Azimuthal vector beam illuminating plasmonic tips circular cluster for surface-enhanced Raman spectroscopy

Raman spectroscopy, originating from the inelastic scattering of incident photons and molecules, is an effective method to analyze the structure of molecules, and the applications have covered the fields of physics, chemistry, materials, life science, etc. Due to the small Raman scattering cross section, Raman examination sensitivity by far-field excitation is relatively low. Surface-enhanced Raman spectroscopy (SERS) based on the surface plasmonic resonance effect can improve Raman examination sensitivity to single molecule level. SERS relies on the local electric-field enhancement of noble metal nanostructure to improve the Raman scattering intensity of the target analytes. Linearly polarized beam (LPB) has been widely used in SERS. However, for the noble metal nanostructures with special spatial symmetry, the monotonic polarization distribution of LPB lacks the ability to efficiently excite the surface plasmonic resonance effects. Compared with LPB, the azimuthal vector beam (AVB) has more abundant polarization components perpendicular to the surface of the metal nanostructures. Therefore, AVB used as an excitation light source can significantly improve SERS performance.

In the Chinese Optics Letters, Vol. 3, No. 21 (L. Zhang, et al., Azimuthal vector beam illuminating plasmonic tips circular cluster for surface-enhanced Raman spectroscopy).
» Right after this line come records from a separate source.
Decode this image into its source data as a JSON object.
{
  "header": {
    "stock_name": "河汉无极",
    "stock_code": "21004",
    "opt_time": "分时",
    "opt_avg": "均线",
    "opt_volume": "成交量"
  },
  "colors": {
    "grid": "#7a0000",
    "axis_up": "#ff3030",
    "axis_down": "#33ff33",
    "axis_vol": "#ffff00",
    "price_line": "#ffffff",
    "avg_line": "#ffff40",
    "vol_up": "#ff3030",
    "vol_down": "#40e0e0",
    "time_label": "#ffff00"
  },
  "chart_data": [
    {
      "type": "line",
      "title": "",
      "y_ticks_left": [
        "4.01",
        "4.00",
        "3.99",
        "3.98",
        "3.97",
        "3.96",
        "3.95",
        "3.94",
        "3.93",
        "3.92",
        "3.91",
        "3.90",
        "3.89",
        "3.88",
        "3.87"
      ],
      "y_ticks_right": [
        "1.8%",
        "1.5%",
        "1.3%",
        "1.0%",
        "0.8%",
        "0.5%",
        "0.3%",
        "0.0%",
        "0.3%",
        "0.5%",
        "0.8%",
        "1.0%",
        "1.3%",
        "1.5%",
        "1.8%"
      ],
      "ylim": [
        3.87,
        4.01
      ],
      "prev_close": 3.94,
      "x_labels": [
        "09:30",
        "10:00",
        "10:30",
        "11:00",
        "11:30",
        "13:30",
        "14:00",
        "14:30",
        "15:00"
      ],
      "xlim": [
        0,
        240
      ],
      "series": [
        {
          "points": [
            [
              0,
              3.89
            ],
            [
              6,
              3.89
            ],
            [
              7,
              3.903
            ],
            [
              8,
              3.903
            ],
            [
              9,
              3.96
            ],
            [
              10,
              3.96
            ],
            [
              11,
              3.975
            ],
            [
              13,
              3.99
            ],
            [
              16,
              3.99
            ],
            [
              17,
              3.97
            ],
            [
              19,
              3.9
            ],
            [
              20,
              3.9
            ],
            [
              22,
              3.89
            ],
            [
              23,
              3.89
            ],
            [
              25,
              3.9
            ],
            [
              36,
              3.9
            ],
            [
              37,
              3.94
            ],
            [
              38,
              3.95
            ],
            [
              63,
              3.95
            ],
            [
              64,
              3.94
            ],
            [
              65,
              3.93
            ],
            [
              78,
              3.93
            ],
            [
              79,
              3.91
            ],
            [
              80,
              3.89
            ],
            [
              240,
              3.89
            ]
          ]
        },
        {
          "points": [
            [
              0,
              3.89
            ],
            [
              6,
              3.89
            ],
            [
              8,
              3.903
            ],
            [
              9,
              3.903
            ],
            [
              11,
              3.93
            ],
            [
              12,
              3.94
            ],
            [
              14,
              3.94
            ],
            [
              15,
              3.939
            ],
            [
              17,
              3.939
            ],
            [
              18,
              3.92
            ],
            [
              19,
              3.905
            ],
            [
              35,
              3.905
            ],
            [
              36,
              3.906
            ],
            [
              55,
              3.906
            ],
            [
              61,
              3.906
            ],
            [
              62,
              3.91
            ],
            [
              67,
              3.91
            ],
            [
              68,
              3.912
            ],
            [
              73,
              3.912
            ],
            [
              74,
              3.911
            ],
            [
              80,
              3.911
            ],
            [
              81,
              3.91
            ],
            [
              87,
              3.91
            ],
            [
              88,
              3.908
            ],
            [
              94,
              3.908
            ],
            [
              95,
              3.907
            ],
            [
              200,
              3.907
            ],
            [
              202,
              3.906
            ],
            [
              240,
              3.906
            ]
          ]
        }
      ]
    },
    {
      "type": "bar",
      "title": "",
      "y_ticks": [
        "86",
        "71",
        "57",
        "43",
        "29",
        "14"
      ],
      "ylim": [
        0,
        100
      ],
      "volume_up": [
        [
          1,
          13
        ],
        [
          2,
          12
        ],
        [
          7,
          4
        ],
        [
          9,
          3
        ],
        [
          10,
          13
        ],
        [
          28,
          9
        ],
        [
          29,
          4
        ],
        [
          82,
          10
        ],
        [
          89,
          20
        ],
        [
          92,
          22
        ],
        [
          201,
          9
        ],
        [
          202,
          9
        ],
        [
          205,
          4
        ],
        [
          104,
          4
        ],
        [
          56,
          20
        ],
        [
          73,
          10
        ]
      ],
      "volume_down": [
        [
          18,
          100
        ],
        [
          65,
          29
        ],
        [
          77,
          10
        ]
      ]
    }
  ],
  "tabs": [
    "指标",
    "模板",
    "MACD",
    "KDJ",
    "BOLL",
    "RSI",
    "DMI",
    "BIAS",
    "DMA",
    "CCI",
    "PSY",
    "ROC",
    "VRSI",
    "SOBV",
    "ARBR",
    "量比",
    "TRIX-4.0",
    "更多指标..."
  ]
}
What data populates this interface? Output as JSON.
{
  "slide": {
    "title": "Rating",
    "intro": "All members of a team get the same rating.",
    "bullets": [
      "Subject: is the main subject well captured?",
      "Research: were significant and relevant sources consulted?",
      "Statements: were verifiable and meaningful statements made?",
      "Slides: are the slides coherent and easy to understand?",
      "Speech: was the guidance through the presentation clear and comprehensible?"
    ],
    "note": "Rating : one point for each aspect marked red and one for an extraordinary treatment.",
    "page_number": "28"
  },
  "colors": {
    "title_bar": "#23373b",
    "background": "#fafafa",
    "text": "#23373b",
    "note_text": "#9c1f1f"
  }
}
AVB was adopted to illuminate the plasmonic tips circular (PTCC) to significantly enhances the electric near-field intensity of PTCC array by exciting the hot spot between the adjacent nanotips in the cluster, and thus improves the SERS sensitivity. Self-assembly and inductively coupled plasma (ICP) etching were combined to prepare PTCC. Simulation results show that, compared with LPB, the AVB excitation can obtain the optimized electric near-field enhancement, no matter whether it is the electric field enhancement factor or the hot -spots number. Experimental results proved that, the SERS sensitivity of the PTCC illuminated by AVB has been increased by two orders of magnitude to 10⁻¹³ mol/L, and Raman enhancement factor reached ~2.4×10⁸, as shown in Figure 1. This vector light field enhanced Raman spectroscopy is expected to be applied to trace detection and other sensing technologies.

表面增强拉曼光谱，痕量检测再突破

表面增强拉曼光谱

拉曼光谱源于入射光子和分子的非弹性散射，是解析分子结构的一种有效方法，相关应用已涵盖物理学、化学、材料和生命科学等领域。但拉曼散射截面小，采用远场激发的拉曼检测灵敏度低。基于表面等离激元共振效应发展的表面增强拉曼光谱术（SERS），可将拉曼检测灵敏度提高到单分子水平。

SERS主要依赖贵金属纳米结构表面的局域电场增强，以提高目标分析物的拉曼散射强度。具有高斯模态分布的线性偏振光束（LPB）已被广泛用于SERS。然而，对于具有特殊空间对称性的贵金属纳米结构，LPB单调的偏振分布特性缺乏高效激发表面等离激元共振效应的能力。与LPB相比，角向矢量光场（AVB）具有更丰富的垂直于金属纳米结构表面的偏振分量。因此，将AVB用作激发光源，可以显著提高SERS性能。

痕量检测再突破

西北工业大学张文定教授课题组将贵金属纳米结构的特殊空间分布特性与角向矢量光场特殊的电矢量分布特性相结合，实现贵金属纳米结构表面局域模式电近场强度的显著提高，进而实现高灵敏度拉曼检测。相关研究成果发表在Chinese Optics Letters2023年第21卷第3期上（L. Zhang, et al., Azimuthal vector beam illuminating plasmonic tips circular cluster for surface-enhanced Raman spectroscopy），并被选为当期封面。

该课题组利用自由空间AVB照射等离子体探针圆簇（PTCC），通过激发PTCC中相邻纳米尖端之间的热点，显著增强了电近场强度，进而将其用于提高SERS检测灵敏度。将自组装和电感耦合等离子体（ICP）蚀刻相结合，制备了圆周型排布的PTCC。仿真结果表明，与LPB相比，AVB照明PTCC，无论是电场增强因子还是热点数量，都能够获得显著提高。实验结果表明，与LPB相比，AVB照明PTCC，将SERS灵敏度提高了两个数量级，达到10⁻¹³ mol/L，且拉曼增强因子达到~2.4×10⁸，如图1 所示。该矢量光场增强拉曼光谱技术有望应用于痕量检测等传感技术领域。